The short answer is: it depends on how much you earn and where you are in your SSDI timeline. Social Security has a structured set of rules governing work activity — and those rules don't simply cut your benefit in half the moment you pick up a paycheck. Understanding how they actually work can clarify what's possible and what's at risk.
SSDI is not a needs-based program like SSI. Your monthly payment is calculated from your lifetime earnings record — it doesn't shrink dollar-for-dollar based on income the way some assistance programs do. Instead, SSA uses a threshold-based system built around a concept called Substantial Gainful Activity (SGA).
SGA is the monthly earnings ceiling SSA uses to determine whether you're working at a level considered "substantial." For 2024, that threshold is $1,550/month for non-blind recipients and $2,590/month for blind recipients. These figures adjust annually.
If your earnings stay below SGA, your SSDI benefit generally continues unchanged. If you consistently exceed SGA, SSA may determine you're no longer disabled — and your benefits can stop. There is no middle ground where benefits are partially reduced based on earnings. It's closer to an on/off switch once the relevant grace periods expire.
Before SSA can suspend your benefits for working, you're entitled to a Trial Work Period (TWP). This gives you nine months (not necessarily consecutive — they can be spread over a rolling 60-month window) to test your ability to work without any impact on your SSDI payment.
In 2024, any month in which you earn more than $1,110 counts as a trial work month. During these nine months, you receive your full benefit regardless of what you earn.
Once you've used all nine trial work months, SSA evaluates whether your earnings exceed SGA. If they do, your benefits enter a grace period of three additional paid months — then stop.
After the trial work period ends, you enter a 36-month Extended Period of Eligibility (EPE). During this window, your benefit is reinstated automatically in any month your earnings fall below SGA — without filing a new application.
This matters for people whose work situations are inconsistent. If you return to work, exceed SGA, lose the job, and drop back below SGA — all within that 36-month window — your payments can resume relatively quickly.
Once the EPE closes, reinstatement requires a new application unless you qualify under Expedited Reinstatement (EXR), which allows a faster path back onto benefits within five years of termination if your condition hasn't improved.
SSA doesn't count all income equally.
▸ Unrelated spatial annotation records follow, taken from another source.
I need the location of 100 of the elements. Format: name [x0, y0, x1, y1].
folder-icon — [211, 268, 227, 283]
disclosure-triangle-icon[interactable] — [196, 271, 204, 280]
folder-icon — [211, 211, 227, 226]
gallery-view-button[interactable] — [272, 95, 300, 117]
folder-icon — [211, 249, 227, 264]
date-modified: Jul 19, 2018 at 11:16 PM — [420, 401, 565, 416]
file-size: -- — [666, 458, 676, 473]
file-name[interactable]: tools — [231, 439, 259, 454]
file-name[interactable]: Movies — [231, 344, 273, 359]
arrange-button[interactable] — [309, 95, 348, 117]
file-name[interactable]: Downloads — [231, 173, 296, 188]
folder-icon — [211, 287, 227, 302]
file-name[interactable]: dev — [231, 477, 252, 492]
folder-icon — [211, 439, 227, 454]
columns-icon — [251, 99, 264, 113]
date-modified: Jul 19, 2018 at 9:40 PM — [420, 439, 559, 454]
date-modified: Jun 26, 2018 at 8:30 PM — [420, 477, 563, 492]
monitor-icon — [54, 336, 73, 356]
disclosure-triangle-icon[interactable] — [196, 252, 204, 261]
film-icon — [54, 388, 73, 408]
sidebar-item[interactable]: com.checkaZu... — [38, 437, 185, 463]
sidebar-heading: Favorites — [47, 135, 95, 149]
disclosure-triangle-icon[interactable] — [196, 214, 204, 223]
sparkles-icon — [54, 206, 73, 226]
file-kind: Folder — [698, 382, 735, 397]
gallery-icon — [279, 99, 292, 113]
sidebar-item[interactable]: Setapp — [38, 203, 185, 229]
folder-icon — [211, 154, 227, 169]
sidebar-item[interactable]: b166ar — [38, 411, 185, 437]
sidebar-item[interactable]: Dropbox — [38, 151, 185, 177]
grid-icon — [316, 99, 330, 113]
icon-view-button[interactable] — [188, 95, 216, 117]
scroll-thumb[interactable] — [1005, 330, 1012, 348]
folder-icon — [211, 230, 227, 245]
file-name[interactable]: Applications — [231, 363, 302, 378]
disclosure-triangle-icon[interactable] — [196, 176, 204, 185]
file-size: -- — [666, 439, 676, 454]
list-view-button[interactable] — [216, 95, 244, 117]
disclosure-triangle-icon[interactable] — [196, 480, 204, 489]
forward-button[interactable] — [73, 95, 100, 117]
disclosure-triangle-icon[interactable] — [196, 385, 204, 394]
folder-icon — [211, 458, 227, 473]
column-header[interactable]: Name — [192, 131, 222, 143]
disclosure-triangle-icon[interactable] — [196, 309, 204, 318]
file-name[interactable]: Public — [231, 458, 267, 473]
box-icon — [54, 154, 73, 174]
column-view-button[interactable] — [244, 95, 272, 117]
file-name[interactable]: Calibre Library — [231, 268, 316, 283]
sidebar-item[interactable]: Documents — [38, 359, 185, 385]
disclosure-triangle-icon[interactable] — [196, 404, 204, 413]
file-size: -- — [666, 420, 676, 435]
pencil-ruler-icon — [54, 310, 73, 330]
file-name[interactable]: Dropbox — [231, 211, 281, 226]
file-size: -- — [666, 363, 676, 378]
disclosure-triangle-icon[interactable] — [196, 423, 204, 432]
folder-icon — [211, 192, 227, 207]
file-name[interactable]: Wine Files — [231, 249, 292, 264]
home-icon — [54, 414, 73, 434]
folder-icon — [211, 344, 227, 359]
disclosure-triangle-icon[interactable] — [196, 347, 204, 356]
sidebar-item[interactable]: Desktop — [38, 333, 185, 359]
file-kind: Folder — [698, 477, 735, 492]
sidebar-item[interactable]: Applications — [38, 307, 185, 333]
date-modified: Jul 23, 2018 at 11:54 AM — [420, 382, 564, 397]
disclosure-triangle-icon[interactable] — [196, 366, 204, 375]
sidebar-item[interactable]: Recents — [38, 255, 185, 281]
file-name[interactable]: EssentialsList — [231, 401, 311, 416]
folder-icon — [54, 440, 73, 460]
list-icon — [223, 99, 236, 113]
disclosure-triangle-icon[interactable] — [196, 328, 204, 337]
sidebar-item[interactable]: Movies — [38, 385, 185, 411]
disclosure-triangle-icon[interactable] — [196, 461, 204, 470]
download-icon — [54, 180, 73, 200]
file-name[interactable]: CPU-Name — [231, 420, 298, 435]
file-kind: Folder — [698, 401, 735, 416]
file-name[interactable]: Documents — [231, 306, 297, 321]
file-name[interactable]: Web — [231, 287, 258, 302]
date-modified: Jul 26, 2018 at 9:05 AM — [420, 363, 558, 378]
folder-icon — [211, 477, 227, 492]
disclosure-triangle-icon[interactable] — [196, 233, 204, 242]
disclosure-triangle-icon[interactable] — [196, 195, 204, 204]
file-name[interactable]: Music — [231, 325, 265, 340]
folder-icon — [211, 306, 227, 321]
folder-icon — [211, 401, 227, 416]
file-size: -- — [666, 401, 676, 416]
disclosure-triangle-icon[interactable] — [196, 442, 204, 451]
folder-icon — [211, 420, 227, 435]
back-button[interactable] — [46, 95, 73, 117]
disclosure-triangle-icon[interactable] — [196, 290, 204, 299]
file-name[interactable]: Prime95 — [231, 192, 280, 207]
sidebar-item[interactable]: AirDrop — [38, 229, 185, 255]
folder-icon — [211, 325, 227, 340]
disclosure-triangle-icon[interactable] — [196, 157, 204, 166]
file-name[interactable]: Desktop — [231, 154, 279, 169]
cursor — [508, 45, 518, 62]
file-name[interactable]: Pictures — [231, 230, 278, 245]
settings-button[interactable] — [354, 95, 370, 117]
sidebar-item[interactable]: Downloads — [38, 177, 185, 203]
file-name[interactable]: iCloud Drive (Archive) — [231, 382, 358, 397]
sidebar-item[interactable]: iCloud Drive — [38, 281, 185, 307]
For SSDI work purposes, the focus is on gross wages from employment or net earnings from self-employment — not investment income, rental income, or other passive sources.
However, SSA may also consider impairment-related work expenses (IRWEs) — costs you pay out of pocket related to your disability that allow you to work. These can be deducted from your earnings when SSA calculates whether you've exceeded SGA. Examples include certain medications, medical devices, or transportation costs directly tied to your condition.
| Scenario | What Typically Happens |
|---|---|
| Earnings below SGA, still in TWP | Full benefit paid, trial work month counted |
| Earnings below SGA, TWP exhausted | Full benefit continues |
| Earnings above SGA, within TWP | Full benefit paid, trial work month counted |
| Earnings above SGA, TWP exhausted, 3-month grace | Benefits paid for grace period, then suspended |
| Earnings drop below SGA during EPE | Benefits reinstated for that month |
| Earnings above SGA after EPE ends | Benefits terminated; EXR may apply |
These are general program mechanics. How they apply in any specific case depends on when work began, how long it continued, and how SSA reviewed the activity.
SSA also operates the Ticket to Work program, which connects SSDI recipients with employment services, vocational rehabilitation, and job training. Participating in Ticket to Work can also protect recipients from certain continuing disability reviews while they're making good-faith efforts toward employment.
It's a voluntary program, but for those trying to return to work gradually, it provides both resources and some administrative protection worth knowing about.
Two SSDI recipients earning the same amount each month can face very different outcomes depending on:
Overpayments are a real risk here. If SSA later determines that your earnings exceeded SGA during months you were paid benefits, they can require repayment — sometimes reaching back years. Reporting earnings accurately and promptly isn't just good practice; it's a financial safeguard.
The program rules are consistent and knowable. What varies is how those rules interact with your specific work history, when your benefits began, what you've earned and when, and how your particular case is documented with SSA. The mechanics described here apply broadly — but whether your benefit continues, pauses, or stops depends entirely on those individual details.